Saint Julien lies on two plateaus between Pauillac and Margaux on the left bank of the Gironde Estuary. It is divided into essentially 2 areas - the riverside estates around the village of Saint Julien and the southern estates around the village of Beychevelle where the area's Cru Bourgeois are also grouped. The vineyards cover 2,200 acres.
Saint Julien has the highest proportion of classified estates of all the regions in Bordeaux – 11 in total. The quality is so good in Saint Julien, that second wines from those châteaux are very attractive. It is home to the 5 great second growths: Châteaux Ducru Beaucaillou, Léoville Poyferré, Léoville Barton, Gruard Larose and Léoville Las Cases and has a raft of high performing Châteaux in its ranks from 2ème (2nd Growths) to 4ème (4th Growths).
Terroir and Grapes
The waters of the Gironde Estuary have a warming influence on the climate which, coupled with the south easterly exposure of most vineyards, helps to fully ripen the Cabernet Sauvignon vines in this area. The terroir is very similar throughout Saint Julien - gravelly soils dominate and only the proximity of the estuary can cause slight variations in climate. In fact, Saint Julien's layer of glacial gravel takes the form of a huge rectangle over 3 miles long and 2 miles wide which sits on a limestone plateau. Saint Julien is a Cabernet Sauvignon commune. Blends of 70% Cabernet Sauvignon with around 20% Merlot and a bit of Cabernet Franc are not unusual.
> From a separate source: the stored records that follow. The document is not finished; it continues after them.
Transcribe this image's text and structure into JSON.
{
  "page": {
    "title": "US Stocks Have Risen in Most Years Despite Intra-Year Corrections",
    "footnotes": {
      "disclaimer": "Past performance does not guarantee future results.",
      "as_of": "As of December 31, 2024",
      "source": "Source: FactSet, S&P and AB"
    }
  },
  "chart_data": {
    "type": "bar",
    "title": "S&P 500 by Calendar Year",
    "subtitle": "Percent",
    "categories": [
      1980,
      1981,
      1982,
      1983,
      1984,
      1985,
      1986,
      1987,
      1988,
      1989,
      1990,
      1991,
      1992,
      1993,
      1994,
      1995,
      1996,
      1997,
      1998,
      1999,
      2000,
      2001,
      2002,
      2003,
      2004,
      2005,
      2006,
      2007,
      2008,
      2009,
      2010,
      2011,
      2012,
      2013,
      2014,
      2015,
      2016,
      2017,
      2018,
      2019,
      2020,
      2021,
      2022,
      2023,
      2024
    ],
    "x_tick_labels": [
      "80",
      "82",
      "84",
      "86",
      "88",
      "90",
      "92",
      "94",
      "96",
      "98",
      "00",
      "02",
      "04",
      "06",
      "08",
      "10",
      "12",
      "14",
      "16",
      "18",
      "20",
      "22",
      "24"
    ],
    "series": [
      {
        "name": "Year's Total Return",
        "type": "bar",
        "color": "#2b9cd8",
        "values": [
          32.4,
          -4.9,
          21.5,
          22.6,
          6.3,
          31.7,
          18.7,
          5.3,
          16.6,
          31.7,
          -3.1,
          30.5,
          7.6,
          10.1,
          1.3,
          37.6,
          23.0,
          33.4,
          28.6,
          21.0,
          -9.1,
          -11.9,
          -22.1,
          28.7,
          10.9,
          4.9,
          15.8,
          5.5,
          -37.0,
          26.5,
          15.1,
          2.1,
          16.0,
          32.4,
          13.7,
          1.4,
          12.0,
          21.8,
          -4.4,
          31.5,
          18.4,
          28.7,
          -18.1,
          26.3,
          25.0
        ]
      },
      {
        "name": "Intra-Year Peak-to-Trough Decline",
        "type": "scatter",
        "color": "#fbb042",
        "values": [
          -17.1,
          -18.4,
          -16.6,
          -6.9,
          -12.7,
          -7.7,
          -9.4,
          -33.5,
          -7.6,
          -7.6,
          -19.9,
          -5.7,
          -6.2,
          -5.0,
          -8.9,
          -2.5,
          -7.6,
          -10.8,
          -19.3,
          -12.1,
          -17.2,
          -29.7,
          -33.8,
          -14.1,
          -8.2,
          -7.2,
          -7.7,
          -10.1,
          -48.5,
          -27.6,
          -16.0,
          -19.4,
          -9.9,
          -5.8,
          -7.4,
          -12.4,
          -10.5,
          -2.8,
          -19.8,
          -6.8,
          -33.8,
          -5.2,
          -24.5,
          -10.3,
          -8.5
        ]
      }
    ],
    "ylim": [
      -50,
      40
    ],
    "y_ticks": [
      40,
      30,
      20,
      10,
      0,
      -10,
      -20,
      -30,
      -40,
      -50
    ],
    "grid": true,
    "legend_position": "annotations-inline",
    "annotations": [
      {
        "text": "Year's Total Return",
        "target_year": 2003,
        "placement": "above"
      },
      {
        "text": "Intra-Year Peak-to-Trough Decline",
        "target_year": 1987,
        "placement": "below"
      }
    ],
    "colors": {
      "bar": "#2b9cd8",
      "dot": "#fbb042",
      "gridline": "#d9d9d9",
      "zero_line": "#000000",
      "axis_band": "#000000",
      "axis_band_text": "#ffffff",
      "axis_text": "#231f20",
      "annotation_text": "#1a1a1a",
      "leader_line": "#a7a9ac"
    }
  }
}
Many people say that Saint Julien is the classic claret, robust, powerful and refined with a balance of perfume, structure and mineral fruit. Saint Julien combines the Médoc's best qualities – its wines have the elegance of Margaux, the power of Pauillac and the cedar and blackcurrant nose of Saint Estèphe. The wines age well and have the ability to develop for a decade or more.